CREATE POLICY "members can read projects" ON projects
FOR SELECT
USING (
  auth.uid() = owner_id
  OR public.is_project_member(id)
);

No recursion. The function reads from project_members (a different table), and even if it didn't, SECURITY DEFINER skips RLS evaluation.

Three rules when using SECURITY DEFINER:

  1. Always set search_path — without it, a malicious user can hijack the function by creating a schema with the same name. The SET search_path = public line is non-negotiable.
  2. Keep the WHERE clause narrow — only return what the caller is allowed to know.
  3. Revoke from public, grant to authenticated — never let anonymous users call it unless that's the intent.

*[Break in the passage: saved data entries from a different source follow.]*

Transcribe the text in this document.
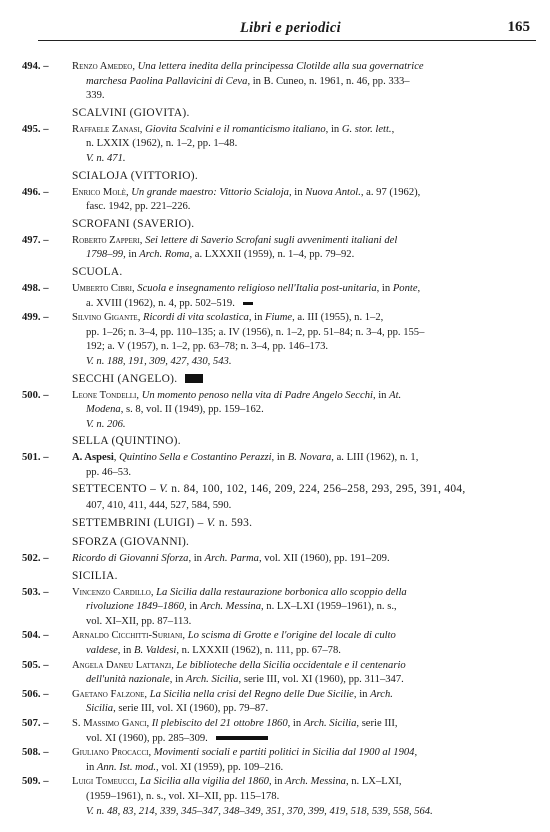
Libri e periodici	165
494. – Renzo Amedeo, Una lettera inedita della principessa Clotilde alla sua governatrice
marchesa Paolina Pallavicini di Ceva, in B. Cuneo, n. 1961, n. 46, pp. 333–
339.
SCALVINI (GIOVITA).
495. – Raffaele Zanasi, Giovita Scalvini e il romanticismo italiano, in G. stor. lett.,
n. LXXIX (1962), n. 1–2, pp. 1–48.
V. n. 471.
SCIALOJA (VITTORIO).
496. – Enrico Molè, Un grande maestro: Vittorio Scialoja, in Nuova Antol., a. 97 (1962),
fasc. 1942, pp. 221–226.
SCROFANI (SAVERIO).
497. – Roberto Zapperi, Sei lettere di Saverio Scrofani sugli avvenimenti italiani del
1798–99, in Arch. Roma, a. LXXXII (1959), n. 1–4, pp. 79–92.
SCUOLA.
498. – Umberto Cibri, Scuola e insegnamento religioso nell'Italia post-unitaria, in Ponte,
a. XVIII (1962), n. 4, pp. 502–519.
499. – Silvino Gigante, Ricordi di vita scolastica, in Fiume, a. III (1955), n. 1–2,
pp. 1–26; n. 3–4, pp. 110–135; a. IV (1956), n. 1–2, pp. 51–84; n. 3–4, pp. 155–
192; a. V (1957), n. 1–2, pp. 63–78; n. 3–4, pp. 146–173.
V. n. 188, 191, 309, 427, 430, 543.
SECCHI (ANGELO).
500. – Leone Tondelli, Un momento penoso nella vita di Padre Angelo Secchi, in At.
Modena, s. 8, vol. II (1949), pp. 159–162.
V. n. 206.
SELLA (QUINTINO).
501. – A. Aspesi, Quintino Sella e Costantino Perazzi, in B. Novara, a. LIII (1962), n. 1,
pp. 46–53.
SETTECENTO – V. n. 84, 100, 102, 146, 209, 224, 256–258, 293, 295, 391, 404,
407, 410, 411, 444, 527, 584, 590.
SETTEMBRINI (LUIGI) – V. n. 593.
SFORZA (GIOVANNI).
502. – Ricordo di Giovanni Sforza, in Arch. Parma, vol. XII (1960), pp. 191–209.
SICILIA.
503. – Vincenzo Cardillo, La Sicilia dalla restaurazione borbonica allo scoppio della
rivoluzione 1849–1860, in Arch. Messina, n. LX–LXI (1959–1961), n. s.,
vol. XI–XII, pp. 87–113.
504. – Arnaldo Cicchitti-Suriani, Lo scisma di Grotte e l'origine del locale di culto
valdese, in B. Valdesi, n. LXXXII (1962), n. 111, pp. 67–78.
505. – Angela Daneu Lattanzi, Le biblioteche della Sicilia occidentale e il centenario
dell'unità nazionale, in Arch. Sicilia, serie III, vol. XI (1960), pp. 311–347.
506. – Gaetano Falzone, La Sicilia nella crisi del Regno delle Due Sicilie, in Arch.
Sicilia, serie III, vol. XI (1960), pp. 79–87.
507. – S. Massimo Ganci, Il plebiscito del 21 ottobre 1860, in Arch. Sicilia, serie III,
vol. XI (1960), pp. 285–309.
508. – Giuliano Procacci, Movimenti sociali e partiti politici in Sicilia dal 1900 al 1904,
in Ann. Ist. mod., vol. XI (1959), pp. 109–216.
509. – Luigi Tomeucci, La Sicilia alla vigilia del 1860, in Arch. Messina, n. LX–LXI,
(1959–1961), n. s., vol. XI–XII, pp. 115–178.
V. n. 48, 83, 214, 339, 345–347, 348–349, 351, 370, 399, 419, 518, 539, 558, 564.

Fix 2 — Restructure the policy to avoid the protected table#

If you can express access in terms of auth.uid(), a JWT claim, or a different table, you don't need SECURITY DEFINER at all.

sql
-- Membership lives in a separate table → no recursion possible.
CREATE POLICY "members can read projects" ON projects
FOR SELECT
USING (
  auth.uid() = owner_id
  OR EXISTS (
    SELECT 1 FROM project_members
    WHERE project_members.project_id = projects.id
      AND project_members.user_id = auth.uid()
  )
);

This only works because project_members is a different relation. If project_members itself has an RLS policy that queries projects, you re-introduce the loop. Keep membership tables RLS-simple — usually just user_id = auth.uid().

Fix 3 — Use JWT claims for tenant scoping#

If you store the user's tenant/org in the JWT, the policy can read it directly without touching any table:

sql
CREATE POLICY "users see only their org's projects" ON projects
FOR SELECT
USING (
  org_id = (auth.jwt() ->> 'org_id')::uuid
);

Zero recursion risk — auth.jwt() is in-memory, not a query. Add the org_id claim via a Supabase Auth Hook on token issuance.

Verification#

After applying the fix:

sql
-- 1. Confirm the policy compiles
SELECT polname, polqual FROM pg_policy WHERE polrelid = 'projects'::regclass;

-- 2. Test as a real user (use Supabase SQL editor with "Run as authenticated user")
SET LOCAL ROLE authenticated;
SET LOCAL request.jwt.claims TO '{"sub": "00000000-0000-0000-0000-000000000001"}';
SELECT count(*) FROM projects;
RESET ROLE;

The count should return without an error. Then test from the application client to confirm end-to-end.

Debug checklist#

  1. Read the error message — note the exact relation name. That's the recursion source.
  2. Inspect every RLS policy on that table: SELECT * FROM pg_policies WHERE tablename = 'X';
  3. Look in each policy's qual and with_check for a SELECT ... FROM X against the same table.
  4. Decide which fix applies:
    • Same-table self-reference required → Fix 1 (SECURITY DEFINER)
    • Access derived from another table → Fix 2 (restructure)
    • Access derived from JWT/claims → Fix 3 (claims)
  5. Apply the fix in a migration, not the SQL editor — RLS changes must be versioned.
  6. Run the verification queries above before redeploying the app.

Prevention#

  • Never reference the protected table inside its own policy. Treat this as a hard rule. If you need to, that's a sign the access model belongs in a separate _members or _acl table.
  • Test RLS policies in CI with pgTAP or a Supabase-local test harness — SELECT count(*) as different roles, and assert expected rows.
  • Document every SECURITY DEFINER function in a comment block explaining why RLS is being bypassed and what the safety boundary is.
  • Keep policies pureauth.uid(), auth.jwt(), equality checks, and joins to membership tables. If a policy is more than 4 lines, it's probably hiding bugs.
  • Watch the pg_policies system view in code review. Any new policy that mentions its own table name is a recursion candidate.

The recursion error feels like a bug in Supabase the first time you see it. It's not — Postgres is protecting you from an infinite loop you wrote. Fix the policy shape and it goes away.